Their Collusion Previous to Revision
Westcott writes to Hort, May 28, 1870: “Your note came with one from Ellicott this morning. . . . Though I think that Convocation is not competent to initiate such a measure, yet I feel that as ‘we three’ are together it would be wrong not to ‘make the best of it’ as Lightfoot says. . . . There is some hope that alternative readings might find a place in the margin. ”19
19 Westcott, Life of Westcott, Vol. I, p. 390.

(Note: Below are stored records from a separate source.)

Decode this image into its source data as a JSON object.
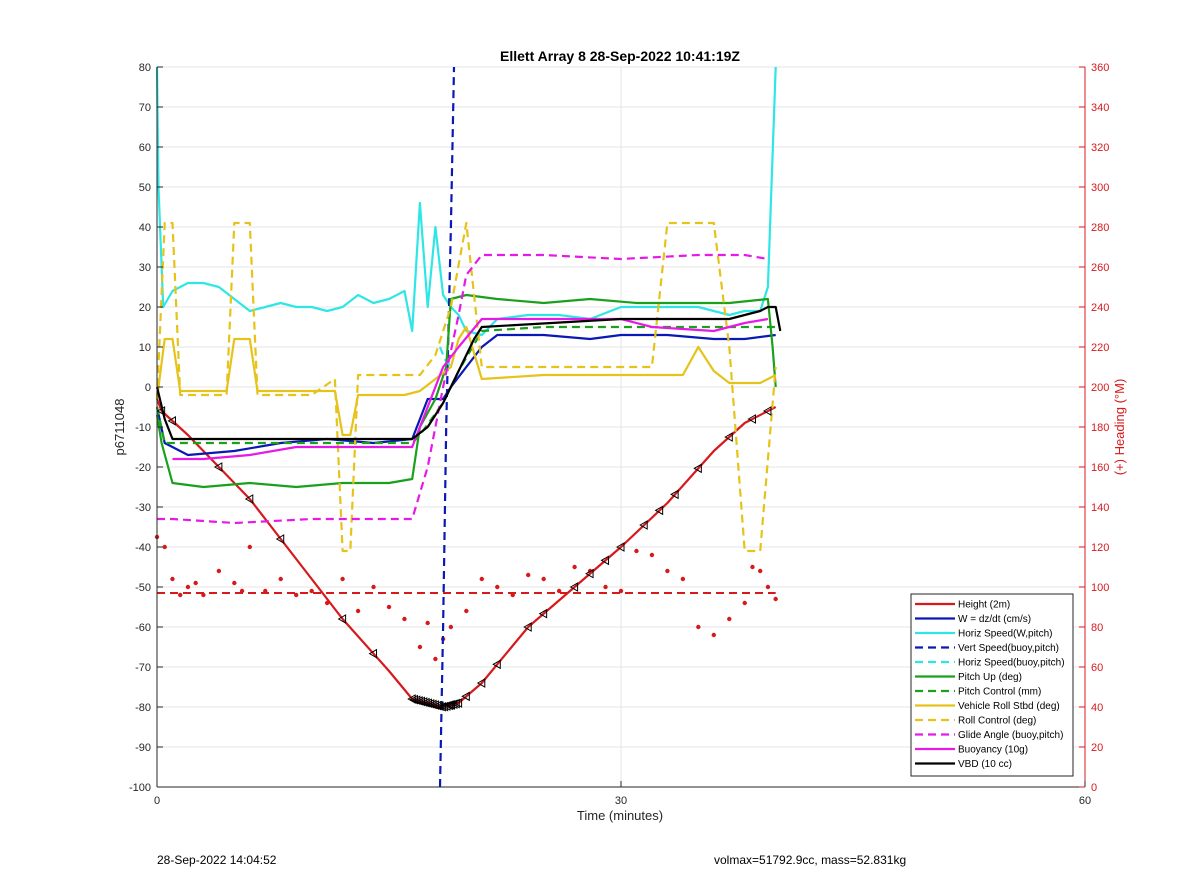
{
  "chart_data": {
    "type": "line",
    "title": "Ellett Array 8 28-Sep-2022 10:41:19Z",
    "xlabel": "Time (minutes)",
    "ylabel_left": "p6711048",
    "ylabel_right": "(+) Heading (°M)",
    "xlim": [
      0,
      60
    ],
    "ylim_left": [
      -100,
      80
    ],
    "ylim_right": [
      0,
      360
    ],
    "xticks": [
      "0",
      "30",
      "60"
    ],
    "yticks_left": [
      "80",
      "70",
      "60",
      "50",
      "40",
      "30",
      "20",
      "10",
      "0",
      "-10",
      "-20",
      "-30",
      "-40",
      "-50",
      "-60",
      "-70",
      "-80",
      "-90",
      "-100"
    ],
    "yticks_right": [
      "360",
      "340",
      "320",
      "300",
      "280",
      "260",
      "240",
      "220",
      "200",
      "180",
      "160",
      "140",
      "120",
      "100",
      "80",
      "60",
      "40",
      "20",
      "0"
    ],
    "grid": true,
    "legend_position": "bottom-right",
    "colors": {
      "red": "#d7191c",
      "blue": "#0a18b5",
      "cyan": "#2ee6e6",
      "green": "#1aa01a",
      "yellow": "#e6c31a",
      "magenta": "#e61ae6",
      "black": "#000000"
    },
    "series": [
      {
        "name": "Height (2m)",
        "color": "#d7191c",
        "style": "solid",
        "x": [
          0,
          0.3,
          2,
          6,
          10,
          12,
          15,
          16.5,
          17.5,
          18.5,
          19.5,
          21,
          24,
          27,
          30,
          33,
          36,
          38,
          40
        ],
        "y": [
          -3,
          -6,
          -12,
          -28,
          -48,
          -58,
          -71,
          -78,
          -79,
          -80,
          -79,
          -74,
          -60,
          -50,
          -40,
          -29,
          -16,
          -9,
          -5
        ]
      },
      {
        "name": "W = dz/dt (cm/s)",
        "color": "#0a18b5",
        "style": "solid",
        "x": [
          0,
          0.5,
          2,
          5,
          8,
          11,
          14,
          16.5,
          17.5,
          18.5,
          19,
          20,
          21,
          22,
          25,
          28,
          30,
          33,
          36,
          38,
          40
        ],
        "y": [
          -5,
          -14,
          -17,
          -16,
          -14,
          -13,
          -14,
          -13,
          -3,
          -3,
          0,
          5,
          10,
          13,
          13,
          12,
          13,
          13,
          12,
          12,
          13
        ]
      },
      {
        "name": "Horiz Speed(W,pitch)",
        "color": "#2ee6e6",
        "style": "solid",
        "x": [
          0,
          0.1,
          0.4,
          1,
          2,
          3,
          4,
          5,
          6,
          7,
          8,
          9,
          10,
          11,
          12,
          13,
          14,
          15,
          16,
          16.5,
          17,
          17.5,
          18,
          18.5,
          19,
          19.5,
          20,
          21,
          22,
          24,
          26,
          28,
          30,
          33,
          35,
          37,
          38,
          39,
          39.5,
          40
        ],
        "y": [
          80,
          50,
          20,
          24,
          26,
          26,
          25,
          22,
          19,
          20,
          21,
          20,
          20,
          19,
          20,
          23,
          21,
          22,
          24,
          14,
          46,
          20,
          40,
          23,
          20,
          18,
          14,
          13,
          17,
          18,
          18,
          17,
          20,
          20,
          20,
          18,
          19,
          19,
          25,
          80
        ]
      },
      {
        "name": "Vert Speed(buoy,pitch)",
        "color": "#0a18b5",
        "style": "dashed",
        "x": [
          18.3,
          18.5,
          18.7,
          19,
          19.2
        ],
        "y": [
          -100,
          -60,
          -10,
          40,
          80
        ]
      },
      {
        "name": "Horiz Speed(buoy,pitch)",
        "color": "#2ee6e6",
        "style": "dashed",
        "x": [
          18.3,
          18.6,
          19
        ],
        "y": [
          10,
          7,
          5
        ]
      },
      {
        "name": "Pitch Up (deg)",
        "color": "#1aa01a",
        "style": "solid",
        "x": [
          0,
          0.3,
          1,
          3,
          6,
          9,
          12,
          15,
          16.5,
          17,
          18,
          18.7,
          19,
          20,
          22,
          25,
          28,
          31,
          34,
          37,
          39.5,
          39.8,
          40
        ],
        "y": [
          -7,
          -14,
          -24,
          -25,
          -24,
          -25,
          -24,
          -24,
          -23,
          -10,
          -3,
          5,
          22,
          23,
          22,
          21,
          22,
          21,
          21,
          21,
          22,
          10,
          0
        ]
      },
      {
        "name": "Pitch Control (mm)",
        "color": "#1aa01a",
        "style": "dashed",
        "x": [
          0,
          0.5,
          5,
          10,
          16.5,
          17,
          18.5,
          19.5,
          21,
          25,
          30,
          35,
          40
        ],
        "y": [
          -5,
          -14,
          -14,
          -14,
          -14,
          -12,
          -4,
          4,
          14,
          15,
          15,
          15,
          15
        ]
      },
      {
        "name": "Vehicle Roll Stbd (deg)",
        "color": "#e6c31a",
        "style": "solid",
        "x": [
          0,
          0.5,
          1,
          1.5,
          4.5,
          5,
          6,
          6.5,
          7,
          10,
          11.5,
          12,
          12.5,
          13,
          16,
          17,
          18,
          19,
          19.5,
          20,
          21,
          25,
          28,
          30,
          33,
          34,
          35,
          36,
          37,
          38,
          39,
          40
        ],
        "y": [
          -3,
          12,
          12,
          -1,
          -1,
          12,
          12,
          -1,
          -1,
          -1,
          -1,
          -12,
          -12,
          -2,
          -2,
          -1,
          2,
          5,
          12,
          15,
          2,
          3,
          3,
          3,
          3,
          3,
          10,
          4,
          1,
          1,
          1,
          3
        ]
      },
      {
        "name": "Roll Control (deg)",
        "color": "#e6c31a",
        "style": "dashed",
        "x": [
          0,
          0.5,
          1,
          1.5,
          4.5,
          5,
          6,
          6.5,
          7,
          10,
          11.5,
          12,
          12.5,
          13,
          16,
          17,
          18,
          19,
          20,
          21,
          25,
          28,
          32,
          33,
          36,
          37,
          38,
          39,
          40
        ],
        "y": [
          -3,
          41,
          41,
          -2,
          -2,
          41,
          41,
          -2,
          -2,
          -2,
          2,
          -41,
          -41,
          3,
          3,
          3,
          8,
          20,
          41,
          5,
          5,
          5,
          5,
          41,
          41,
          10,
          -41,
          -41,
          5
        ]
      },
      {
        "name": "Glide Angle (buoy,pitch)",
        "color": "#e61ae6",
        "style": "dashed",
        "x": [
          0,
          1,
          5,
          10,
          15,
          16.5,
          17.5,
          18.5,
          19.5,
          20,
          21,
          25,
          30,
          35,
          38,
          39.5
        ],
        "y": [
          -33,
          -33,
          -34,
          -33,
          -33,
          -33,
          -20,
          0,
          18,
          28,
          33,
          33,
          32,
          33,
          33,
          32
        ]
      },
      {
        "name": "Buoyancy (10g)",
        "color": "#e61ae6",
        "style": "solid",
        "x": [
          1,
          3,
          6,
          9,
          14,
          16.5,
          18.5,
          19.5,
          21,
          25,
          30,
          32,
          36,
          38,
          39.5
        ],
        "y": [
          -18,
          -18,
          -17,
          -15,
          -15,
          -15,
          5,
          10,
          17,
          17,
          17,
          15,
          14,
          16,
          17
        ]
      },
      {
        "name": "VBD (10 cc)",
        "color": "#000000",
        "style": "solid",
        "x": [
          0,
          0.5,
          1,
          5,
          10,
          16.5,
          17.5,
          18.5,
          19.5,
          20.5,
          21,
          30,
          37,
          38,
          39,
          39.5,
          40,
          40.3
        ],
        "y": [
          0,
          -8,
          -13,
          -13,
          -13,
          -13,
          -10,
          -4,
          4,
          12,
          15,
          17,
          17,
          18,
          19,
          20,
          20,
          14
        ]
      }
    ],
    "heading_points": {
      "name": "Heading (°M)",
      "axis": "right",
      "color": "#d7191c",
      "x": [
        0,
        0.5,
        1,
        1.5,
        2,
        2.5,
        3,
        4,
        5,
        5.5,
        6,
        7,
        8,
        9,
        10,
        11,
        12,
        13,
        14,
        15,
        16,
        17,
        17.5,
        18,
        18.5,
        19,
        20,
        21,
        22,
        23,
        24,
        25,
        26,
        27,
        28,
        29,
        30,
        31,
        32,
        33,
        34,
        35,
        36,
        37,
        38,
        38.5,
        39,
        39.5,
        40
      ],
      "y": [
        125,
        120,
        104,
        96,
        100,
        102,
        96,
        108,
        102,
        98,
        120,
        98,
        104,
        96,
        98,
        92,
        104,
        88,
        100,
        90,
        84,
        70,
        82,
        64,
        74,
        80,
        88,
        104,
        100,
        96,
        106,
        104,
        98,
        110,
        108,
        100,
        98,
        118,
        116,
        108,
        104,
        80,
        76,
        84,
        92,
        110,
        108,
        100,
        94
      ]
    },
    "heading_mean": {
      "axis": "right",
      "value": 97,
      "color": "#d7191c",
      "style": "dashed"
    },
    "height_markers_x": [
      0.3,
      1,
      4,
      6,
      8,
      12,
      14,
      19,
      20,
      21,
      22,
      24,
      25,
      27,
      28,
      29,
      30,
      31.5,
      32.5,
      33.5,
      35,
      37,
      38.5,
      39.5
    ]
  },
  "footer": {
    "left": "28-Sep-2022 14:04:52",
    "right": "volmax=51792.9cc, mass=52.831kg"
  }
}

Westcott writes to Lightfoot, June 4, 1870: “Ought we not to have a conference before the first meeting for Revision? There are many points on which it is important that we should be agreed.”21
21 Ibid., Vol. I, p. 391.
Westcott writes to Hort, July 1, 1870: “The Revision on the whole surprised me by prospects of hope. I suggested to Ellicott a plan of tabulating and circulating emendations before our meeting which may in the end prove valuable. ”22
22 Ibid., Vol. I, pp. 392, 393.
Hort writes to Lightfoot: “It is, I think, difficult to measure the weight of acceptance won beforehand for the Revision by the single fact of our welcoming an Unitarian.”23
23 Hort, Life of Hort, Vol. II, p. 140.
Hort writes to Williams: “The errors and prejudices, which we agree in wishing to remove, can surely be more wholesomely and also more effectually reached by individual efforts of an indirect kind than by combined open assault. At present very many orthodox but rational men are being unawares acted on by influences which will assuredly bear good fruit in due time, if the process is allowed to go on quietly; and I cannot help fearing that a premature crisis would frighten back many into the merest traditionalism. ”24
24 Ibid., Vol. I, p. 400.
Although these last words of Dr. Hort were written in 1858, nevertheless they reveal the method carried out by Westcott and himself as he said later, “I am rather in favor of indirect dealing.” We have now before us the sentiments and purposes of the two men who entered the English New Testament Revision Committee and dominated it during the ten years of its strange work. We will now be obliged to take up the work of that Committee, to behold its battles and its methods, as well as to learn the crisis that was precipitated in the bosom of Protestantism.